QUANT_WINDOW   = 20             # days for empirical quantiles; ↑ uses broader regime context, ↓ adapts quicker to new regimes
QUANT_LOW      = 0.25           # lower quantile; ↑ relaxes clean threshold (more green zones), ↓ tightens it (fewer green zones)
QUANT_HIGH     = 0.80           # upper quantile; ↑ restricts high-risk zone to most extreme (fewer red zones), ↓ broadens risk area

EARN_PAD       = 1              # days before/after earnings to mask; ↑ masks larger event window, ↓ only skips exact date

BREAK_WIN      = 250            # window for spread std; ↑ smooths break detection (fewer breaks), ↓ reacts faster to regime shifts
BREAK_Z        = 3.0            # std‐dev threshold for break; ↑ needs larger deviation to flag break, ↓ flags smaller shifts as breaks
				
			

2.2. Helper Functions

Next, define a few helper functions to keep the main code simple:

  • download market price data
  • fetch earnings dates
  • calculate the ‘Average True Range’
  • run adaptive EMAs
  • estimate rolling autocorrelation
				
					# ── helpers ──
def download_data(tkr):
    df = yf.download(
        tkr, start=START_DATE, end=END_DATE,
        interval=INTERVAL, auto_adjust=True,
        progress=False, threads=False
    )
    if isinstance(df.columns, pd.MultiIndex):
        df.columns = df.columns.get_level_values(0)
    return df.sort_index().drop_duplicates()

def earnings_days(tkr):
    tk = yf.Ticker(tkr)
    try:
        edf = tk.get_earnings_dates()
        if isinstance(edf, pd.DataFrame) and not edf.empty:
            return pd.DatetimeIndex(edf.index).normalize()
    except Exception:
        pass
    cal = getattr(tk, "calendar", None)
    if isinstance(cal, pd.DataFrame) and "Earnings Date" in cal.index:
        return pd.DatetimeIndex([pd.to_datetime(cal.loc["Earnings Date"].iloc[0])]).normalize()
    if isinstance(cal, dict):
        val = cal.get("Earnings Date") or cal.get("earningsDate")
        if val:
            return pd.DatetimeIndex([pd.to_datetime(val)]).normalize()
    return pd.DatetimeIndex([])

def compute_atr(df, n):
    tr = pd.concat([
        df["High"] - df["Low"],
        (df["High"] - df["Close"].shift()).abs(),
        (df["Low"]  - df["Close"].shift()).abs(),
    ], axis=1).max(axis=1)
    return tr.rolling(n, min_periods=n).mean()

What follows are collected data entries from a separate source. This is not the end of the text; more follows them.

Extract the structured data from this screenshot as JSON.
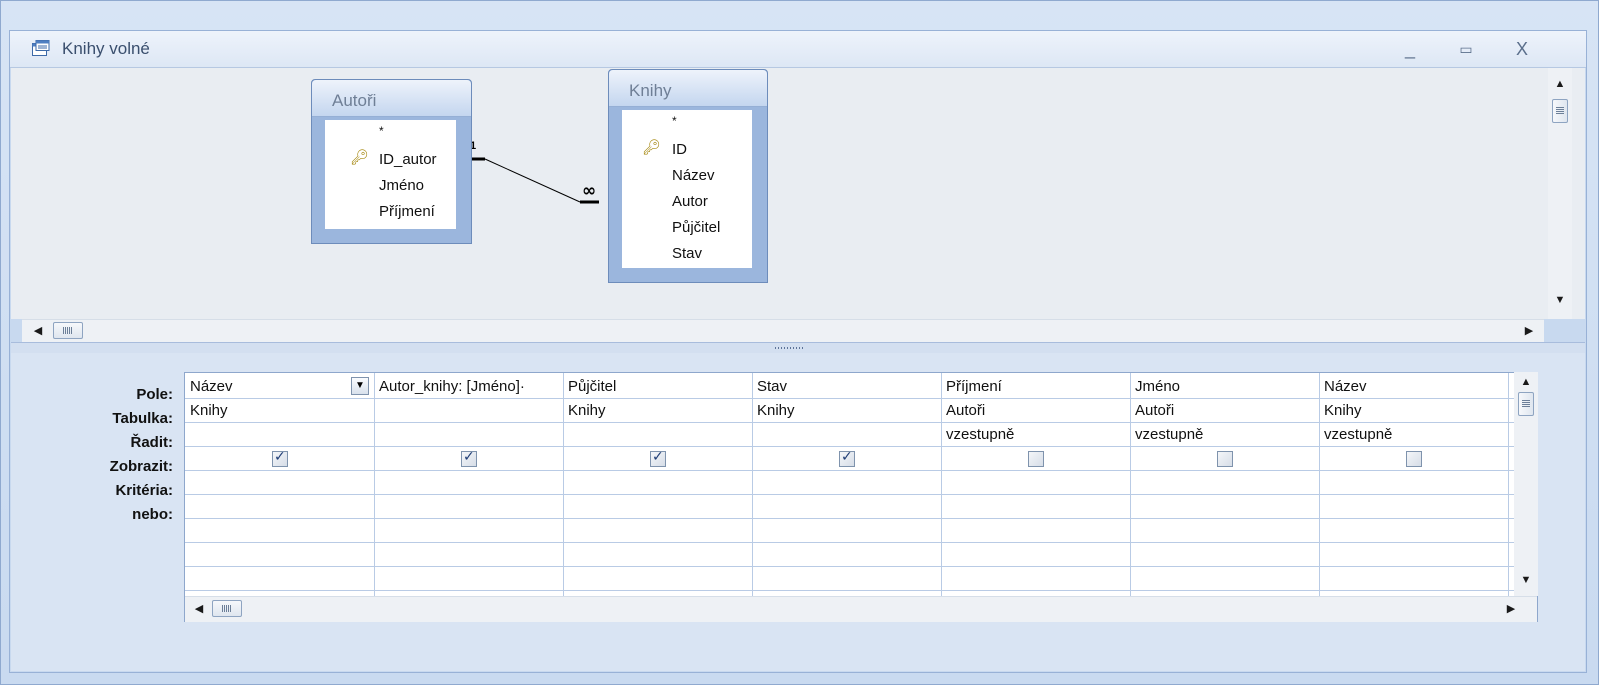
{
  "window": {
    "title": "Knihy volné",
    "minimize": "_",
    "maximize": "▭",
    "close": "X"
  },
  "tables": [
    {
      "name": "Autoři",
      "fields": [
        "*",
        "ID_autor",
        "Jméno",
        "Příjmení"
      ],
      "key_field": "ID_autor"
    },
    {
      "name": "Knihy",
      "fields": [
        "*",
        "ID",
        "Název",
        "Autor",
        "Půjčitel",
        "Stav"
      ],
      "key_field": "ID"
    }
  ],
  "relationship": {
    "one_label": "1",
    "many_label": "∞"
  },
  "grid": {
    "row_labels": [
      "Pole:",
      "Tabulka:",
      "Řadit:",
      "Zobrazit:",
      "Kritéria:",
      "nebo:"
    ],
    "columns": [
      {
        "field": "Název",
        "table": "Knihy",
        "sort": "",
        "show": true
      },
      {
        "field": "Autor_knihy: [Jméno]·",
        "table": "",
        "sort": "",
        "show": true
      },
      {
        "field": "Půjčitel",
        "table": "Knihy",
        "sort": "",
        "show": true
      },
      {
        "field": "Stav",
        "table": "Knihy",
        "sort": "",
        "show": true
      },
      {
        "field": "Příjmení",
        "table": "Autoři",
        "sort": "vzestupně",
        "show": false
      },
      {
        "field": "Jméno",
        "table": "Autoři",
        "sort": "vzestupně",
        "show": false
      },
      {
        "field": "Název",
        "table": "Knihy",
        "sort": "vzestupně",
        "show": false
      }
    ]
  },
  "icons": {
    "window": "query-icon",
    "key": "primary-key-icon",
    "up": "▲",
    "down": "▼",
    "left": "◀",
    "right": "▶",
    "dropdown": "▼"
  }
}
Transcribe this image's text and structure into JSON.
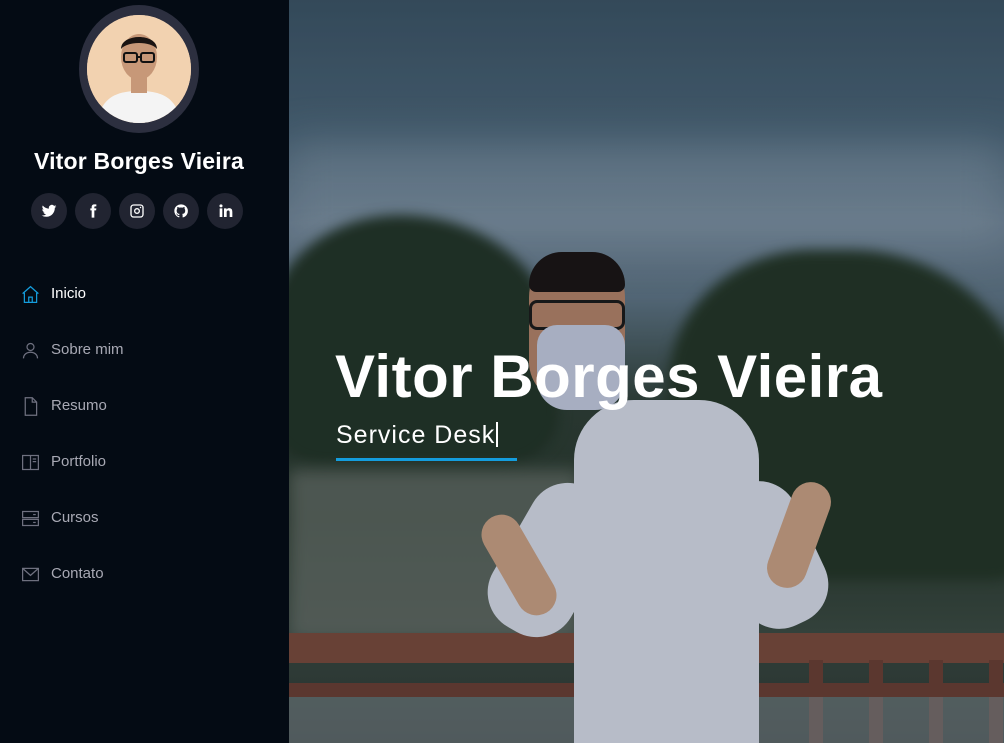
{
  "profile": {
    "name": "Vitor Borges Vieira"
  },
  "social": [
    {
      "icon": "twitter-icon"
    },
    {
      "icon": "facebook-icon"
    },
    {
      "icon": "instagram-icon"
    },
    {
      "icon": "github-icon"
    },
    {
      "icon": "linkedin-icon"
    }
  ],
  "nav": {
    "items": [
      {
        "label": "Inicio",
        "icon": "home-icon",
        "active": true
      },
      {
        "label": "Sobre mim",
        "icon": "person-icon"
      },
      {
        "label": "Resumo",
        "icon": "document-icon"
      },
      {
        "label": "Portfolio",
        "icon": "book-icon"
      },
      {
        "label": "Cursos",
        "icon": "server-icon"
      },
      {
        "label": "Contato",
        "icon": "envelope-icon"
      }
    ]
  },
  "hero": {
    "title": "Vitor Borges Vieira",
    "subtitle": "Service Desk"
  },
  "colors": {
    "accent": "#149ddd",
    "sidebar_bg": "#040b14",
    "social_bg": "#212431"
  }
}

def adaptive_ema(src, win_s):
    out = np.full(len(src), np.nan)
    for i in range(len(src)):
        w = int(round(win_s.iat[i])) if not math.isnan(win_s.iat[i]) else BASE_WIN
        w = max(1, w)
        α = 2.0/(w+1.0)
        prev = out[i-1] if i>0 else np.nan
        out[i] = src.iat[i] if i==0 or math.isnan(prev) else α*src.iat[i] + (1-α)*prev
    return pd.Series(out, index=src.index)

def lag1_autocorr(x):
    return x.autocorr(lag=1) if x.count()>1 else np.nan
				
			

2.3. Data Loading and Preparation

Next, pull in the historical price and volume data for the chosen ticker.

Set the main rolling volatility measure, and set up adaptive window lengths for everything else.

				
					# ── load & compute ──
df = download_data(TICKER)
df["ATR"] = compute_atr(df, ATR_LEN)
df["adaptive_win"] = (BASE_WIN*(df["ATR"]/df["Close"])*ATR_MULT).round().clip(lower=10).ffill()
				
			

2.4. Earnings/Event Calendar

Pull earnings event dates.

These are needed for masking out periods where volatility is about scheduled information releases.